Leaders in SF team up with staff to protest cuts
by Brian Leubitz
The UC health care system is one of the best in the world. However, beneath the reputation, there is a serious staffing issue. While management costs have ballooned over the past few years, administrators are working to make big cuts to employees who actually provide care. In a recent report, AFSCME 3299 cited some disturbing trends.
Since 2009, management at UC Medical Centers has grown by 38 percent, adding $100 million to the annual payroll cost of management. Debt service payments have almost quadrupled since 2006. This diversion of patient care dollars results in management’s need to reduce expenses to increase margins.
While increasing efficiency and productivity doesn’t have to necessarily hurt patient care, if done incorrectly, it can have serious negative consequences. Often taking the form of aggressive cost-cutting measures, some translate into chronic short staffing, over scheduling of operating rooms, prioritizing “VIP” patients over everyone else, shortchanging charity care, and outsourcing essential services. These degrade the medical centers’ core mission.
UCSF Medical Center is a hospital on the rise, and the new city rising up in Mission Bay can attest to that. However, while the hospital is being built, with all the debt that comes along with that, the hospital itself is slashing costs. Hospital management recently announced cuts of over 300 staff, 4% of its full-time workforce.
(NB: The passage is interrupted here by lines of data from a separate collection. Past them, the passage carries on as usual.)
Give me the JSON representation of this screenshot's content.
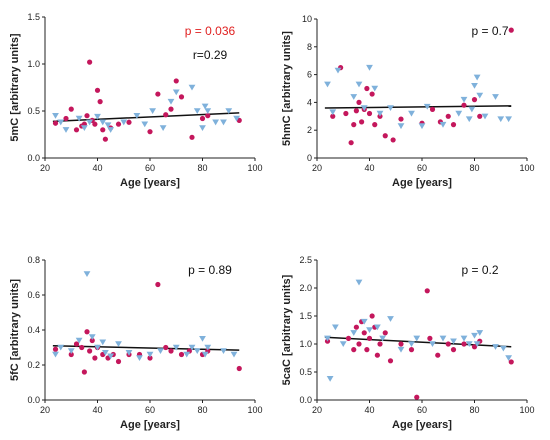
{
  "colors": {
    "group_a": "#c4175c",
    "group_b": "#7fb1db",
    "annotation_highlight": "#e02020"
  },
  "chart_data": [
    {
      "type": "scatter",
      "ylabel": "5mC [arbitrary units]",
      "xlabel": "Age [years]",
      "xlim": [
        20,
        100
      ],
      "ylim": [
        0,
        1.5
      ],
      "xticks": [
        "20",
        "40",
        "60",
        "80",
        "100"
      ],
      "yticks": [
        "0.0",
        "0.5",
        "1.0",
        "1.5"
      ],
      "annotations": [
        {
          "text": "p = 0.036",
          "highlight": true
        },
        {
          "text": "r=0.29",
          "highlight": false
        }
      ],
      "regression": {
        "x": [
          23,
          94
        ],
        "y": [
          0.39,
          0.48
        ]
      },
      "series": [
        {
          "marker": "circle",
          "color": "#c4175c",
          "points": [
            [
              24,
              0.37
            ],
            [
              28,
              0.42
            ],
            [
              30,
              0.52
            ],
            [
              32,
              0.3
            ],
            [
              34,
              0.34
            ],
            [
              35,
              0.36
            ],
            [
              36,
              0.45
            ],
            [
              37,
              1.02
            ],
            [
              38,
              0.4
            ],
            [
              39,
              0.36
            ],
            [
              40,
              0.72
            ],
            [
              41,
              0.6
            ],
            [
              42,
              0.3
            ],
            [
              43,
              0.2
            ],
            [
              45,
              0.32
            ],
            [
              48,
              0.36
            ],
            [
              52,
              0.38
            ],
            [
              60,
              0.28
            ],
            [
              63,
              0.68
            ],
            [
              66,
              0.46
            ],
            [
              68,
              0.52
            ],
            [
              70,
              0.82
            ],
            [
              72,
              0.65
            ],
            [
              76,
              0.22
            ],
            [
              80,
              0.42
            ],
            [
              82,
              0.45
            ],
            [
              94,
              0.4
            ]
          ]
        },
        {
          "marker": "triangle",
          "color": "#7fb1db",
          "points": [
            [
              24,
              0.45
            ],
            [
              26,
              0.38
            ],
            [
              28,
              0.3
            ],
            [
              33,
              0.42
            ],
            [
              35,
              0.32
            ],
            [
              37,
              0.38
            ],
            [
              40,
              0.44
            ],
            [
              42,
              0.38
            ],
            [
              44,
              0.35
            ],
            [
              45,
              0.3
            ],
            [
              50,
              0.38
            ],
            [
              55,
              0.45
            ],
            [
              58,
              0.36
            ],
            [
              61,
              0.5
            ],
            [
              65,
              0.32
            ],
            [
              68,
              0.6
            ],
            [
              70,
              0.7
            ],
            [
              76,
              0.75
            ],
            [
              78,
              0.5
            ],
            [
              80,
              0.32
            ],
            [
              81,
              0.55
            ],
            [
              82,
              0.5
            ],
            [
              85,
              0.38
            ],
            [
              88,
              0.38
            ],
            [
              90,
              0.5
            ],
            [
              93,
              0.42
            ]
          ]
        }
      ]
    },
    {
      "type": "scatter",
      "ylabel": "5hmC [arbitrary units]",
      "xlabel": "Age [years]",
      "xlim": [
        20,
        100
      ],
      "ylim": [
        0,
        10
      ],
      "xticks": [
        "20",
        "40",
        "60",
        "80",
        "100"
      ],
      "yticks": [
        "0",
        "2",
        "4",
        "6",
        "8",
        "10"
      ],
      "annotations": [
        {
          "text": "p = 0.7",
          "highlight": false
        }
      ],
      "regression": {
        "x": [
          23,
          94
        ],
        "y": [
          3.6,
          3.75
        ]
      },
      "series": [
        {
          "marker": "circle",
          "color": "#c4175c",
          "points": [
            [
              26,
              3.0
            ],
            [
              29,
              6.5
            ],
            [
              31,
              3.2
            ],
            [
              33,
              1.1
            ],
            [
              34,
              2.4
            ],
            [
              35,
              3.4
            ],
            [
              36,
              4.0
            ],
            [
              37,
              2.6
            ],
            [
              38,
              3.5
            ],
            [
              39,
              5.0
            ],
            [
              40,
              3.2
            ],
            [
              41,
              4.6
            ],
            [
              42,
              2.4
            ],
            [
              44,
              3.0
            ],
            [
              46,
              1.6
            ],
            [
              49,
              1.3
            ],
            [
              52,
              2.8
            ],
            [
              60,
              2.5
            ],
            [
              64,
              3.5
            ],
            [
              67,
              2.6
            ],
            [
              70,
              3.0
            ],
            [
              72,
              2.4
            ],
            [
              76,
              3.8
            ],
            [
              80,
              4.2
            ],
            [
              82,
              3.0
            ],
            [
              94,
              9.2
            ]
          ]
        },
        {
          "marker": "triangle",
          "color": "#7fb1db",
          "points": [
            [
              24,
              5.3
            ],
            [
              26,
              3.3
            ],
            [
              28,
              6.3
            ],
            [
              34,
              4.4
            ],
            [
              36,
              5.3
            ],
            [
              38,
              3.6
            ],
            [
              40,
              6.5
            ],
            [
              42,
              5.0
            ],
            [
              44,
              3.2
            ],
            [
              48,
              3.6
            ],
            [
              52,
              2.3
            ],
            [
              56,
              3.2
            ],
            [
              60,
              2.3
            ],
            [
              62,
              3.7
            ],
            [
              68,
              2.4
            ],
            [
              74,
              3.2
            ],
            [
              76,
              4.2
            ],
            [
              78,
              2.8
            ],
            [
              79,
              3.5
            ],
            [
              80,
              5.2
            ],
            [
              81,
              5.8
            ],
            [
              82,
              4.5
            ],
            [
              84,
              3.0
            ],
            [
              88,
              4.4
            ],
            [
              90,
              2.8
            ],
            [
              93,
              2.8
            ]
          ]
        }
      ]
    },
    {
      "type": "scatter",
      "ylabel": "5fC [arbitrary units]",
      "xlabel": "Age [years]",
      "xlim": [
        20,
        100
      ],
      "ylim": [
        0,
        0.8
      ],
      "xticks": [
        "20",
        "40",
        "60",
        "80",
        "100"
      ],
      "yticks": [
        "0.0",
        "0.2",
        "0.4",
        "0.6",
        "0.8"
      ],
      "annotations": [
        {
          "text": "p = 0.89",
          "highlight": false
        }
      ],
      "regression": {
        "x": [
          23,
          94
        ],
        "y": [
          0.31,
          0.285
        ]
      },
      "series": [
        {
          "marker": "circle",
          "color": "#c4175c",
          "points": [
            [
              24,
              0.29
            ],
            [
              30,
              0.26
            ],
            [
              32,
              0.32
            ],
            [
              34,
              0.3
            ],
            [
              35,
              0.16
            ],
            [
              36,
              0.39
            ],
            [
              37,
              0.28
            ],
            [
              38,
              0.34
            ],
            [
              39,
              0.24
            ],
            [
              40,
              0.3
            ],
            [
              42,
              0.26
            ],
            [
              44,
              0.24
            ],
            [
              46,
              0.26
            ],
            [
              48,
              0.22
            ],
            [
              52,
              0.26
            ],
            [
              56,
              0.26
            ],
            [
              60,
              0.24
            ],
            [
              63,
              0.66
            ],
            [
              66,
              0.3
            ],
            [
              68,
              0.28
            ],
            [
              72,
              0.26
            ],
            [
              75,
              0.28
            ],
            [
              80,
              0.26
            ],
            [
              82,
              0.28
            ],
            [
              94,
              0.18
            ]
          ]
        },
        {
          "marker": "triangle",
          "color": "#7fb1db",
          "points": [
            [
              24,
              0.26
            ],
            [
              26,
              0.3
            ],
            [
              30,
              0.28
            ],
            [
              33,
              0.34
            ],
            [
              36,
              0.72
            ],
            [
              38,
              0.36
            ],
            [
              40,
              0.3
            ],
            [
              42,
              0.33
            ],
            [
              43,
              0.27
            ],
            [
              45,
              0.25
            ],
            [
              48,
              0.32
            ],
            [
              52,
              0.27
            ],
            [
              56,
              0.24
            ],
            [
              60,
              0.26
            ],
            [
              64,
              0.28
            ],
            [
              70,
              0.3
            ],
            [
              74,
              0.26
            ],
            [
              76,
              0.3
            ],
            [
              78,
              0.28
            ],
            [
              80,
              0.35
            ],
            [
              81,
              0.26
            ],
            [
              82,
              0.3
            ],
            [
              88,
              0.28
            ],
            [
              92,
              0.26
            ]
          ]
        }
      ]
    },
    {
      "type": "scatter",
      "ylabel": "5caC [arbitrary units]",
      "xlabel": "Age [years]",
      "xlim": [
        20,
        100
      ],
      "ylim": [
        0,
        2.5
      ],
      "xticks": [
        "20",
        "40",
        "60",
        "80",
        "100"
      ],
      "yticks": [
        "0.0",
        "0.5",
        "1.0",
        "1.5",
        "2.0",
        "2.5"
      ],
      "annotations": [
        {
          "text": "p = 0.2",
          "highlight": false
        }
      ],
      "regression": {
        "x": [
          23,
          94
        ],
        "y": [
          1.12,
          0.95
        ]
      },
      "series": [
        {
          "marker": "circle",
          "color": "#c4175c",
          "points": [
            [
              24,
              1.05
            ],
            [
              32,
              1.1
            ],
            [
              34,
              0.9
            ],
            [
              35,
              1.3
            ],
            [
              36,
              1.0
            ],
            [
              37,
              1.4
            ],
            [
              38,
              1.2
            ],
            [
              39,
              0.9
            ],
            [
              40,
              1.1
            ],
            [
              41,
              1.5
            ],
            [
              42,
              1.3
            ],
            [
              43,
              0.8
            ],
            [
              44,
              1.0
            ],
            [
              46,
              1.2
            ],
            [
              48,
              0.7
            ],
            [
              52,
              1.0
            ],
            [
              56,
              0.9
            ],
            [
              58,
              0.05
            ],
            [
              62,
              1.95
            ],
            [
              63,
              1.1
            ],
            [
              66,
              0.8
            ],
            [
              70,
              1.0
            ],
            [
              72,
              0.9
            ],
            [
              76,
              1.0
            ],
            [
              80,
              0.95
            ],
            [
              82,
              1.05
            ],
            [
              94,
              0.68
            ]
          ]
        },
        {
          "marker": "triangle",
          "color": "#7fb1db",
          "points": [
            [
              24,
              1.1
            ],
            [
              25,
              0.38
            ],
            [
              27,
              1.3
            ],
            [
              30,
              1.0
            ],
            [
              34,
              1.2
            ],
            [
              36,
              2.1
            ],
            [
              38,
              1.4
            ],
            [
              40,
              1.25
            ],
            [
              43,
              1.3
            ],
            [
              45,
              1.1
            ],
            [
              48,
              1.45
            ],
            [
              52,
              0.9
            ],
            [
              56,
              1.0
            ],
            [
              58,
              1.1
            ],
            [
              64,
              1.0
            ],
            [
              68,
              1.1
            ],
            [
              72,
              1.05
            ],
            [
              76,
              1.1
            ],
            [
              78,
              1.0
            ],
            [
              80,
              1.15
            ],
            [
              81,
              1.0
            ],
            [
              82,
              1.2
            ],
            [
              88,
              0.95
            ],
            [
              91,
              0.92
            ],
            [
              93,
              0.75
            ]
          ]
        }
      ]
    }
  ]
}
These cuts can have real consequences.
“Both at UCSF, and across the UC Medical system, misguided management priorities are putting providers at risk and degrading the quality of patient care,” said AFSCME 3299 President Kathryn Lybarger. “That’s why we are coming together to demand safe staffing for UC patients, and basic fairness to the frontline care workers who devote their lives to our families, friends, and communities.”
On Thursday, around lunch time, local elected and labor leaders will join with AFSCME 3299 to protest the cuts at UCSF’s Parnassus campus. UCSF has an opportunity to truly work to maximize patient care, let’s hope they choose that option.